In its initiation note on Wednesday, it said current peer valuations understate investors’ true willingness to pay for growth as many are in transition phases, like strategy or leadership reset.
In contrast, Sunway Healthcare has clear, steady organic growth and consistent execution.
Instead of using current peer valuations, AmInvestment compares Sunway Healthcare to peers’ past peak valuations of 17-43 times enterprise value (EV)/earnings before interest tax depreciation and amortisation (ebitda), seen when confidence in growth was highest. These peaks matched companies with three-year average ebitda growth of 8%–63% and margins of 11%–30%.
Based on Sunway Healthcare’s expected ebitda growth of 24% and margins of 27%, a fair valuation is about 30 times forward EV/ebitda. It has a RM2.22 target price for the stock.

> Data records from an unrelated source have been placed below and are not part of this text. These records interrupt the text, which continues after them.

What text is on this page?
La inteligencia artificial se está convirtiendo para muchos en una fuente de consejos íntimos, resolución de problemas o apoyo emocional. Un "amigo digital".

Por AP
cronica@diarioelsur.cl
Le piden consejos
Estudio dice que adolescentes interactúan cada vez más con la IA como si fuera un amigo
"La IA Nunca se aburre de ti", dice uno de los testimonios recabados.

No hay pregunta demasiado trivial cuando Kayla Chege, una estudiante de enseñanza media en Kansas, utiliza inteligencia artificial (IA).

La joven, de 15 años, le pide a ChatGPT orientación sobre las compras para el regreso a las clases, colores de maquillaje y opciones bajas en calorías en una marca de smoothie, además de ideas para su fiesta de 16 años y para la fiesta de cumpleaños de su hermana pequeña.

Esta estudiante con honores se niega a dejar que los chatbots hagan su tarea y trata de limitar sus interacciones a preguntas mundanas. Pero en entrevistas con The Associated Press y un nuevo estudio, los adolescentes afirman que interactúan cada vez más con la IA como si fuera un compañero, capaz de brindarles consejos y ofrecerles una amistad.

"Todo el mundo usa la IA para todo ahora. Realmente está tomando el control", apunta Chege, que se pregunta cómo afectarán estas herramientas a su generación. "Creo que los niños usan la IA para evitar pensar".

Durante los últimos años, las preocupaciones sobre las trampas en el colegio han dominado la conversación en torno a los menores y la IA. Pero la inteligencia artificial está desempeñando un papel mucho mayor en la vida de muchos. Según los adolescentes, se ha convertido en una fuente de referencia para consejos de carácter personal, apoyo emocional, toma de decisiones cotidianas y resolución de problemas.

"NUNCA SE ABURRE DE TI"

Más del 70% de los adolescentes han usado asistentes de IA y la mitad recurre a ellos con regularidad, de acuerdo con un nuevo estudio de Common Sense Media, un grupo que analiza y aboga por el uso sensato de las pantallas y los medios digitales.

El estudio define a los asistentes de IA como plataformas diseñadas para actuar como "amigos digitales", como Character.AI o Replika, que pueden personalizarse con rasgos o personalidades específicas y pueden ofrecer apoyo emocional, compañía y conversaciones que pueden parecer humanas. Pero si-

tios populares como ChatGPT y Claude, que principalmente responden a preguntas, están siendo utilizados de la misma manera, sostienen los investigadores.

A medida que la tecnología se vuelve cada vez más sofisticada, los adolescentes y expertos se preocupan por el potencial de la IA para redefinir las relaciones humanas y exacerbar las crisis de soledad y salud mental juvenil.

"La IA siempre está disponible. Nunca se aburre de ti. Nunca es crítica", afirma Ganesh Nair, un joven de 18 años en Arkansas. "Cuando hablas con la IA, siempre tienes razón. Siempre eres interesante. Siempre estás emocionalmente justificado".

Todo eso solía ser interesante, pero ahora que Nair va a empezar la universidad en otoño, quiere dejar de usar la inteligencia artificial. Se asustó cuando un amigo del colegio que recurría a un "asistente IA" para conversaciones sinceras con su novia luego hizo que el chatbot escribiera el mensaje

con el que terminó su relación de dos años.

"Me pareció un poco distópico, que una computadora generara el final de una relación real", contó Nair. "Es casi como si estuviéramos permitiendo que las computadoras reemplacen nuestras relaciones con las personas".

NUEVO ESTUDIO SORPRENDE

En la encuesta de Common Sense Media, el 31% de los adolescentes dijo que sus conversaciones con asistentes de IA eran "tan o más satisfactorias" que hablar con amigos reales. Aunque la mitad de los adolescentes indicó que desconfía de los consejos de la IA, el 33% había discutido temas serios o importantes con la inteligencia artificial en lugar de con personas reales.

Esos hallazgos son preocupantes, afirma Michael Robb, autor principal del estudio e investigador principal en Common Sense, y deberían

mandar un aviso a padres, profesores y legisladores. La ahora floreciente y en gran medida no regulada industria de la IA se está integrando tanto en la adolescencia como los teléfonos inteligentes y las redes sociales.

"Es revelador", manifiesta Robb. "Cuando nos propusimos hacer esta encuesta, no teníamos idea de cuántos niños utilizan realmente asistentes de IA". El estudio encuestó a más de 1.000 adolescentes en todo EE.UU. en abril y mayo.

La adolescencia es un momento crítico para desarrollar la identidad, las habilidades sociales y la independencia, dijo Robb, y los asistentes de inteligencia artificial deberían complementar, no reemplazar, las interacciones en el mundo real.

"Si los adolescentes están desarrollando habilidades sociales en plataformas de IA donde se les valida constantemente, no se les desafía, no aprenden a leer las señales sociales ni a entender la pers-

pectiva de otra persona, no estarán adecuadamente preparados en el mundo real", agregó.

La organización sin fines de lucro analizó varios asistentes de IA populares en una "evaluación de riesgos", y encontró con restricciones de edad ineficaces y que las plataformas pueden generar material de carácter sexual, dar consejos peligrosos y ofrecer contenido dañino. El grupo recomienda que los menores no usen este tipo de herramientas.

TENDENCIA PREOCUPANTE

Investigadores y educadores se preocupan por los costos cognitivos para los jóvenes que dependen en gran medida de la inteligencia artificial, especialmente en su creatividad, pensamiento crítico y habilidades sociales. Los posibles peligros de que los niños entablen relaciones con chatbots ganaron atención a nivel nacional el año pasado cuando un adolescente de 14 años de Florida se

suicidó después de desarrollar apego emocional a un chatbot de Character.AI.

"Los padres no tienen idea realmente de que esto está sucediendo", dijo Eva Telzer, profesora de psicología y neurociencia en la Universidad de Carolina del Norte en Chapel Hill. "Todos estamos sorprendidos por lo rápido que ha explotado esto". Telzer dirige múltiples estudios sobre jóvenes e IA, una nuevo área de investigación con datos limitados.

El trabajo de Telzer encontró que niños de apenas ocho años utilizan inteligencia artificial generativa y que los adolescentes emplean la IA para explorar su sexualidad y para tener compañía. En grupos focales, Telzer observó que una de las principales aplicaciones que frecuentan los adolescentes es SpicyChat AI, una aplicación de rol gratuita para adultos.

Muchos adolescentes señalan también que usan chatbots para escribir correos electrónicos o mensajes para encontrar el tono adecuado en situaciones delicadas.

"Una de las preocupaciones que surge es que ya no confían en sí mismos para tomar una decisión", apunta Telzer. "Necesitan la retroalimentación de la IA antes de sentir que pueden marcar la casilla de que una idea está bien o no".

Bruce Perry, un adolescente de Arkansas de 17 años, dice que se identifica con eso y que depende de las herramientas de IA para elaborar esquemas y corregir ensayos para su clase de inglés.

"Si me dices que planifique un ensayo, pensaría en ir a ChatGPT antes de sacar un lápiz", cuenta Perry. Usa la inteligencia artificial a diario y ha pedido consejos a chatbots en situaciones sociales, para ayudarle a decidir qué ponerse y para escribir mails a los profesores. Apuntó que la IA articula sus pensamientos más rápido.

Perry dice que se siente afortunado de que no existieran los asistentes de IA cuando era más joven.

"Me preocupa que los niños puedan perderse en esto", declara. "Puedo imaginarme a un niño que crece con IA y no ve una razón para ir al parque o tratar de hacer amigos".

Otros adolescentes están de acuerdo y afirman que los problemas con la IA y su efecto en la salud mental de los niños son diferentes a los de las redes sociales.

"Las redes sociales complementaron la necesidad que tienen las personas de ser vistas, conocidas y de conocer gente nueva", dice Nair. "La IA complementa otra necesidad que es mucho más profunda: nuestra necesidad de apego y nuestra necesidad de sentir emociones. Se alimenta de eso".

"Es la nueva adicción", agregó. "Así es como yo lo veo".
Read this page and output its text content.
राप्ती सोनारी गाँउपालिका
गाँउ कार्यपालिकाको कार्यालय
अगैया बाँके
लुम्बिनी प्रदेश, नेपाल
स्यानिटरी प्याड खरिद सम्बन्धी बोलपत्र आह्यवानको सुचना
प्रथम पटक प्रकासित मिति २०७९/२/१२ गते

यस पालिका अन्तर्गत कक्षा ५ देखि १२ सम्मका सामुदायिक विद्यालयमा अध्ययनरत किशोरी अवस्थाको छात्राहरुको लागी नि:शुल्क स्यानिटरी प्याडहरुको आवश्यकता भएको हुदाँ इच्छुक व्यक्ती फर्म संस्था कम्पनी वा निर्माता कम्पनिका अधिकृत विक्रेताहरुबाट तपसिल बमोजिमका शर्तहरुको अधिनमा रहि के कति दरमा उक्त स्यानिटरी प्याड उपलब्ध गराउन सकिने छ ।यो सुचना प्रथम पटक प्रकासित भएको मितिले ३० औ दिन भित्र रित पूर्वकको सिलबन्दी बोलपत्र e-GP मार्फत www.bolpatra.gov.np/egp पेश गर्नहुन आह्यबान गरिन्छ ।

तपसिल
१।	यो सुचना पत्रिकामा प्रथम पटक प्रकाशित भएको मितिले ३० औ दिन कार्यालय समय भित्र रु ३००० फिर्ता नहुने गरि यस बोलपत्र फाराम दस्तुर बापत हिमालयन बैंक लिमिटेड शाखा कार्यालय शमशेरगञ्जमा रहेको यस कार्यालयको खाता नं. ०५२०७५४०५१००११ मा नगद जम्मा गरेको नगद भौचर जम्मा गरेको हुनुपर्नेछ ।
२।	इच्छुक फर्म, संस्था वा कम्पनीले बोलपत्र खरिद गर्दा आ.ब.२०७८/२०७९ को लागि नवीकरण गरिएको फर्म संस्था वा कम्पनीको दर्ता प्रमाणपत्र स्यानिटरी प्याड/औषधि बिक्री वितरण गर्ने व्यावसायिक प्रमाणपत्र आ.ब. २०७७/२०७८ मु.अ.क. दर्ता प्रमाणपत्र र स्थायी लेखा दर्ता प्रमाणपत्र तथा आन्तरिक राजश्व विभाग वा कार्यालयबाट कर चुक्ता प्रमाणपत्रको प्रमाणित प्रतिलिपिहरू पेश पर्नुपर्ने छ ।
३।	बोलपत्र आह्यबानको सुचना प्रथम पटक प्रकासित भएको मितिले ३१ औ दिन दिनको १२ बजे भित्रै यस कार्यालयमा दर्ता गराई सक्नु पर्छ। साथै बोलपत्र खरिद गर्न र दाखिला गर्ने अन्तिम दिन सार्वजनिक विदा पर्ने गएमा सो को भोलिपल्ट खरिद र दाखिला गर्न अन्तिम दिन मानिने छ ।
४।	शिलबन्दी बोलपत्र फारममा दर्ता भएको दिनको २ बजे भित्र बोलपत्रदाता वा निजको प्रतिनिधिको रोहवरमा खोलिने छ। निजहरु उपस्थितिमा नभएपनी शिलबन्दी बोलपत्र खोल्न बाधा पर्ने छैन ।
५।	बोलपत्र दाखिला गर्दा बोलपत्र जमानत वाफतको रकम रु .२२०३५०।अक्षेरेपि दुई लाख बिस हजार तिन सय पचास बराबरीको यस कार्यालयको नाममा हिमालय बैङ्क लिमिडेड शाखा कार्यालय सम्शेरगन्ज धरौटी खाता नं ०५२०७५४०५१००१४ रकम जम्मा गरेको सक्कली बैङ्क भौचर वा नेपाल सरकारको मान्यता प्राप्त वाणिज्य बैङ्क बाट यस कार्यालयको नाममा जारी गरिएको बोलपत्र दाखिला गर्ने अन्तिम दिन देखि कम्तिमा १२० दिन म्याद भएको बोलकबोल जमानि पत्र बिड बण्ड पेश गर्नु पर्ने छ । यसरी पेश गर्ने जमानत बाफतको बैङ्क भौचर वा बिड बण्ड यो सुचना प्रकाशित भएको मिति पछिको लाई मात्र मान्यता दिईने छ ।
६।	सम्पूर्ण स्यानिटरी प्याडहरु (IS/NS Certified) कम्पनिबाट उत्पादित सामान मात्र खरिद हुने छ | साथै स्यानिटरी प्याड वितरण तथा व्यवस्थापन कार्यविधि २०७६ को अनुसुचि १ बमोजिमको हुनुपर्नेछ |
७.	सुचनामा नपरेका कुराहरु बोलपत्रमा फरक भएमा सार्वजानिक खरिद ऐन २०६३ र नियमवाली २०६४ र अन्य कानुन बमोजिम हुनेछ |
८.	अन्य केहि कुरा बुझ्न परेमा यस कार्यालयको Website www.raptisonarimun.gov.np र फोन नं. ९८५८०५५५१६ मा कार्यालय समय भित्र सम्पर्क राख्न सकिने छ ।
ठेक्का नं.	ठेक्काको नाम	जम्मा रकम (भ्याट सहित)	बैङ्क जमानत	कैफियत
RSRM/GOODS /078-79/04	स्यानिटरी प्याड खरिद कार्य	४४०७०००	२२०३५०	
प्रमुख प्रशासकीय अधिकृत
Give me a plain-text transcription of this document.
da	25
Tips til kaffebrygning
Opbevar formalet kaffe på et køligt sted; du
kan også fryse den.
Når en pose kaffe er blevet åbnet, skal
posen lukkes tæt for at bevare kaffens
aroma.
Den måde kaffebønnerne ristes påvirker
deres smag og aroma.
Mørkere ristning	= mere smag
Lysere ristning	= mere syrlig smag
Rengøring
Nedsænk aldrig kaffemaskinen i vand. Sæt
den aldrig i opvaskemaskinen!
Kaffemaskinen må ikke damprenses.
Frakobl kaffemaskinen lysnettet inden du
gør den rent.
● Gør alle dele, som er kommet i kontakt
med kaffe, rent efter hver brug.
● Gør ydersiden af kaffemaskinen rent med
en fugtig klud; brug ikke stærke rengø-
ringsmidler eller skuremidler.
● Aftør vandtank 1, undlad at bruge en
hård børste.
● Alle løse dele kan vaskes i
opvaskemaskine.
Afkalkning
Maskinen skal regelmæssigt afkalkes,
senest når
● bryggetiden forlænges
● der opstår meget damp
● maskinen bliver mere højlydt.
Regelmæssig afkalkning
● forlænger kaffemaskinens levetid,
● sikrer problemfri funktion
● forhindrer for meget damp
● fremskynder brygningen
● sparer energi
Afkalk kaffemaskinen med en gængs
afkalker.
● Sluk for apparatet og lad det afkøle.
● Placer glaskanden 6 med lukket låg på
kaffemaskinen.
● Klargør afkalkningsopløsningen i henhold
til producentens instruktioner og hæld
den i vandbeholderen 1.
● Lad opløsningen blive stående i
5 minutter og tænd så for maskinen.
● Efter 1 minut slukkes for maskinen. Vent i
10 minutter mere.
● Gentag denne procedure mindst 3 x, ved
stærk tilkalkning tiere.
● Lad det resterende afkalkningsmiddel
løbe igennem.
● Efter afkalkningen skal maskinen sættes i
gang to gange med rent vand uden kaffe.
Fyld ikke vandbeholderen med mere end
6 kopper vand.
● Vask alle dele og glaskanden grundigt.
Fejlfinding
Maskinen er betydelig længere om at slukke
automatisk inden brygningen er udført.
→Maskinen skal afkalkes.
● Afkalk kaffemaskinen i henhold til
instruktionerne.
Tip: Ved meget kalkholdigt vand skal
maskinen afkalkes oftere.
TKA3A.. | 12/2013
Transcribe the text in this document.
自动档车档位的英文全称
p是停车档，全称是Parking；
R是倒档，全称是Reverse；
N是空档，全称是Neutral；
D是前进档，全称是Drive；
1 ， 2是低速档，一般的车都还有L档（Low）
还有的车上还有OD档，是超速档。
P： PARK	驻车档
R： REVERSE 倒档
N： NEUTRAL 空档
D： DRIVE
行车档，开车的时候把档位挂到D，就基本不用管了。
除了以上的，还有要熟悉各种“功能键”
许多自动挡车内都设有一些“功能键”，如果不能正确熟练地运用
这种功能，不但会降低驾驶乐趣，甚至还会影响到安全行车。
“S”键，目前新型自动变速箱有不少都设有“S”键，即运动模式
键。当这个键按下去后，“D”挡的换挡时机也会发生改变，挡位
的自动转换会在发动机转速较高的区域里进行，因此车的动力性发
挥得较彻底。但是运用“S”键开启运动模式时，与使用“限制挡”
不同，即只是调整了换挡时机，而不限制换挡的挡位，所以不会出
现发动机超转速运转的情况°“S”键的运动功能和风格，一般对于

AmInvestment said Sunway Healthcare can command higher valuations because it is seen as a quality growth company. This was also seen in past market rallies, like the 2025 AI/data-centre boom and the 2020–21 tech cycle.
Although Sunway Healthcare has a reported public free float of 23%, the actual tradable shares are much lower at about 8%–9% after excluding long-term, locked-in investors.
AmInvestment said because only a small number of shares are actively available for trading, any new demand has to compete for limited supply. This tight liquidity in Malaysia often leads to higher stock prices for companies with strong growth prospects.
It said demand for healthcare remains strong, as Sunway Healthcare’s hospital areas have only six to 24 beds per 10,000 people, well below The Organisation for Economic Co-operation and Development (OECD) average of 43, showing a shortage of hospital capacity. Its specialised services also face limited competition, helping maintain pricing and usage. Estimated revenue per bed is around RM1.6 million to RM1.9 million annually.
This supports its FY2025-FY2028 ebitda compounded annual growth rate of 24% year-on-year for the group.
Core net profit at the multi-tertiary hospital operator is projected to grow by nearly 16% in financial year 2026 (FY2026) to RM280.3 million, before accelerating to RM379.8 million in FY2027, as new facilities reach operational maturity, the research house said.
“Earnings are anticipated to pick up stronger thereafter, driven by operational leverage from rising occupancy, case-mix shift towards higher-yield specialties... and rising contribution from medical tourism,” AmInvestment added.